There are several risk factors that contribute to a student dropping out of school, including community, individual circumstance and family.
According to the 2007 National Dropout Prevention Center at Clemson University, in high school, low socioeconomic status, early parenthood and low education level of parents play a role in whether a child will dropout.
At least 40 percent of Alabama’s students currently fail to graduate high school, according to the Southern Education Foundation’s report on high school dropouts, “Alabama’s Number One Education and Economic Problem.”
These students, therefore, are unable to attend colleges and universities, because a high school diploma is a requirement for admission.
“UA recruits qualified students from high schools across Alabama and out-of-state,” spokeswoman Cathy Andreen said. “A high school diploma or its equivalent is required to attend any two-year or four-year college.
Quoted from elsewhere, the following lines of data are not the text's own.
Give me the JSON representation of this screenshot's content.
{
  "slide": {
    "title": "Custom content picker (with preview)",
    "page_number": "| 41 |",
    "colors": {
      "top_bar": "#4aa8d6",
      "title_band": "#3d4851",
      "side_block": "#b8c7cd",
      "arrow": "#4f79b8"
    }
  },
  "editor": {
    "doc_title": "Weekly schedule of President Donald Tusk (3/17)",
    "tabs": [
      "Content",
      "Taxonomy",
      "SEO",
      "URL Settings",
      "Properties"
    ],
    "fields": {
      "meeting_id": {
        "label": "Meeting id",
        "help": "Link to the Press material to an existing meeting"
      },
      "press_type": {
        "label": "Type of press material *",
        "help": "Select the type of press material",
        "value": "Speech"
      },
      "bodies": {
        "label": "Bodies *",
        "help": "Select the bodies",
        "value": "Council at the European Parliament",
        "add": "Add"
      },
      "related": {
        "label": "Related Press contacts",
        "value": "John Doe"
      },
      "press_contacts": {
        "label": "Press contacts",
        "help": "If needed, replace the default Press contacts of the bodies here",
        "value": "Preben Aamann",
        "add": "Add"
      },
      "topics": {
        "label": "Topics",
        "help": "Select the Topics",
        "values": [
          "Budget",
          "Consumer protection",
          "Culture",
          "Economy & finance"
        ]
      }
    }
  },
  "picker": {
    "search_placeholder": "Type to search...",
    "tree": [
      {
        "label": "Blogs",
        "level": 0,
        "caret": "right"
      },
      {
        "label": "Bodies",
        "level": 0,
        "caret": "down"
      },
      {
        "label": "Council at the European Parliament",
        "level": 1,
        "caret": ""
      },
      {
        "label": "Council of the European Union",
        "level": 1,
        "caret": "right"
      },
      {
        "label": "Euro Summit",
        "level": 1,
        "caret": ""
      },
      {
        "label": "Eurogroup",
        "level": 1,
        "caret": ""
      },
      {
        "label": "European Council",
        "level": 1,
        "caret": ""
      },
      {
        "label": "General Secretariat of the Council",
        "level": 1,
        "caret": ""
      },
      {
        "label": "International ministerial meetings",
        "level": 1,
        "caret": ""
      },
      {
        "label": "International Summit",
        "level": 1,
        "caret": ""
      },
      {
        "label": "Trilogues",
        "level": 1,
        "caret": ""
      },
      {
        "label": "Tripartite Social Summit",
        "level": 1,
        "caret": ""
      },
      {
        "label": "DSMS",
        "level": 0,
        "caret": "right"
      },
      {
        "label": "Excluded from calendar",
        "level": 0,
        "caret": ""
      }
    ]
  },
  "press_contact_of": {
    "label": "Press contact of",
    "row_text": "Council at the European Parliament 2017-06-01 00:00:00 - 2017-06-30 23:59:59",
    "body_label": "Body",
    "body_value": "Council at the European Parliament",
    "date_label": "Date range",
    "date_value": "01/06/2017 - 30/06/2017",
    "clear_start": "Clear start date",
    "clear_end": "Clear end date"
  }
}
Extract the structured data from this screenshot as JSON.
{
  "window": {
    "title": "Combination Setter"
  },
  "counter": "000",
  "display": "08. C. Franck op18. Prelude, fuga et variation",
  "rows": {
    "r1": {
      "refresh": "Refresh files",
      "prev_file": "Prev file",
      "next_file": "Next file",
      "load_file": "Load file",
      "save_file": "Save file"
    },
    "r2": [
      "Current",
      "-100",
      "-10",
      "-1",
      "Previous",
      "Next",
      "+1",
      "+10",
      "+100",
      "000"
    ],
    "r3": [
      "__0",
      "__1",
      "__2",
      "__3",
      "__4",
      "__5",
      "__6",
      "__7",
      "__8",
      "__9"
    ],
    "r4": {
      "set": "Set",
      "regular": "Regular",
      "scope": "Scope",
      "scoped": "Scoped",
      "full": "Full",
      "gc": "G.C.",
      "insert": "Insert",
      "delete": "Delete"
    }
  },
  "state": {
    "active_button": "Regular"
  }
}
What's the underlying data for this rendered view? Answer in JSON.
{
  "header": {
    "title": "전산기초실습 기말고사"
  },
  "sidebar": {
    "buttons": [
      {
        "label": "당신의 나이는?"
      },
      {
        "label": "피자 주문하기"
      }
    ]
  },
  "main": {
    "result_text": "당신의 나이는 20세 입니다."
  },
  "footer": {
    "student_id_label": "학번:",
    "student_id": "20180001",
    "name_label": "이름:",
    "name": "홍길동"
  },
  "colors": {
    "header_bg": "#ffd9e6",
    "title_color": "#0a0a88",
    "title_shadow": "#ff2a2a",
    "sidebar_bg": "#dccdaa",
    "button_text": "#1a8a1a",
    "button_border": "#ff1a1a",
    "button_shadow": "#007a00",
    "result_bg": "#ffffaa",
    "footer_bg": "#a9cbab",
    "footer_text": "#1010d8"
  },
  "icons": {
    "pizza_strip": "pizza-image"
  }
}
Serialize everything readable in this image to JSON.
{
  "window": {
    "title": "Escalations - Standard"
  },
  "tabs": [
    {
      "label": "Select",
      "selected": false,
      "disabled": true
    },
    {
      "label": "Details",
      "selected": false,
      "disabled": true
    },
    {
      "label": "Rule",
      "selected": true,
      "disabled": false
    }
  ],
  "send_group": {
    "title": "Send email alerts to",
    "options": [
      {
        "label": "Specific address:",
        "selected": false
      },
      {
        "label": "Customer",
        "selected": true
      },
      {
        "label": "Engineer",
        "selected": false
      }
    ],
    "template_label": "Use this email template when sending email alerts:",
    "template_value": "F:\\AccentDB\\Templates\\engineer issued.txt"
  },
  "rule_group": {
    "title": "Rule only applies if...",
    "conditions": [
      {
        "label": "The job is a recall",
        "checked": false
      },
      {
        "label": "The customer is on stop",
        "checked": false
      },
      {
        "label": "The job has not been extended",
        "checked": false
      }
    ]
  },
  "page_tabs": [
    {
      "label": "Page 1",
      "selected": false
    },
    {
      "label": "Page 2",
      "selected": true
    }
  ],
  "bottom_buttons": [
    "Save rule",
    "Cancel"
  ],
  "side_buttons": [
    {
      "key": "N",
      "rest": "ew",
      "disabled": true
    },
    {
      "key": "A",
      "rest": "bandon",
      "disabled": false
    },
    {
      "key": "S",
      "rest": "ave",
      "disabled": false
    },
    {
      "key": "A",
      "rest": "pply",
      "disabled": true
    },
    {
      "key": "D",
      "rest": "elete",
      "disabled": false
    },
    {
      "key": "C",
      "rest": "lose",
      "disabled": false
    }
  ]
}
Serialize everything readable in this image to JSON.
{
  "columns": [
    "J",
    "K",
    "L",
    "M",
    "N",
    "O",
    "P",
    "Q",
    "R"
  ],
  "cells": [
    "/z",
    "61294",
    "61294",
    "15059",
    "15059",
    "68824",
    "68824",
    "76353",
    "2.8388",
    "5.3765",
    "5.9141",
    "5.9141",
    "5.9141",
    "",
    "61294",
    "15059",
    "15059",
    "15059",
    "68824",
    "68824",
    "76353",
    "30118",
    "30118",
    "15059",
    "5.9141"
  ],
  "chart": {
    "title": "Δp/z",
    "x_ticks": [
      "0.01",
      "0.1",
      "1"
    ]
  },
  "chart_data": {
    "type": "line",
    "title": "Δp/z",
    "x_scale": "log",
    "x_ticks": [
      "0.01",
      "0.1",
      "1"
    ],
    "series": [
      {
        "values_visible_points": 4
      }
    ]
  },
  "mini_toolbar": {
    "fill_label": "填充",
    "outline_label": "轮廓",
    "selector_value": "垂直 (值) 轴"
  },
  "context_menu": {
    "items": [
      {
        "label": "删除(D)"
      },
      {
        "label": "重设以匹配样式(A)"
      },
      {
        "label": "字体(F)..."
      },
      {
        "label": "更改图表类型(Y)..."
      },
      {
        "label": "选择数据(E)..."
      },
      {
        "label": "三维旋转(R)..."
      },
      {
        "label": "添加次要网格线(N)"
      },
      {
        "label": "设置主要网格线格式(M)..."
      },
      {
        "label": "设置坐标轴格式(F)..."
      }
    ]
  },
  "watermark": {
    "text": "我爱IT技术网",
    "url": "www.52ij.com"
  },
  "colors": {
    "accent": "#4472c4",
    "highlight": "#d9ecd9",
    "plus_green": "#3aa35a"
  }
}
High school students must meet UA’s admissions requirements to be admitted.”
Alabama’s high school graduation rate has shown greater improvement in recent years than the rates for most states, but it remains among the lowest nationwide, ranked at 44, according to a report from Johns Hopkins University which analyzed graduation rates from 2002 to 2006.
“The young person without an adequate education is less likely to vote or participate in civil life,” Southern Education Foundation states.
There are many organizations on the University’s campus and in the state that work to mentor students and help them to stay or to get back in school.
For example, a mentoring program at Central High School called Blueprint that gives students a look at college life operates with aid from the University’s Student Government Association and Honors College Assembly.
There are also other mentoring programs on campus that focus on children in elementary and middle school with the Honors College mentoring program. Students travel to Holt Elementary and Matthews Elementary schools to tutor the students in reading and math.
“For the year 2009-10, Central’s graduation rate climbed to 66 percent, a 14 percent increase over the previous year, Bryant’s went up by seven percent to 82 percent and Northridge’s graduation rate went up by 1 percent, to 80 percent,” according to reports from The Tuscaloosa News.
Hispanic and black students make up a lower percentage of the population on campus, and they also are among the races that have higher dropout rates.
Although this is evident on campus, there has been substantial improvement in the diversity and graduation of black students on this campus.
“UA has been successful in recruiting and graduating African-American students,” Andreen said. “The University is the number two public flagship university in the nation in the enrollment of African-American students, with African-Americans representing more than 12 percent of the student body this fall.”
She said UA ranks number three among 50 flagship institutions for the percentage of total degrees conferred to black students.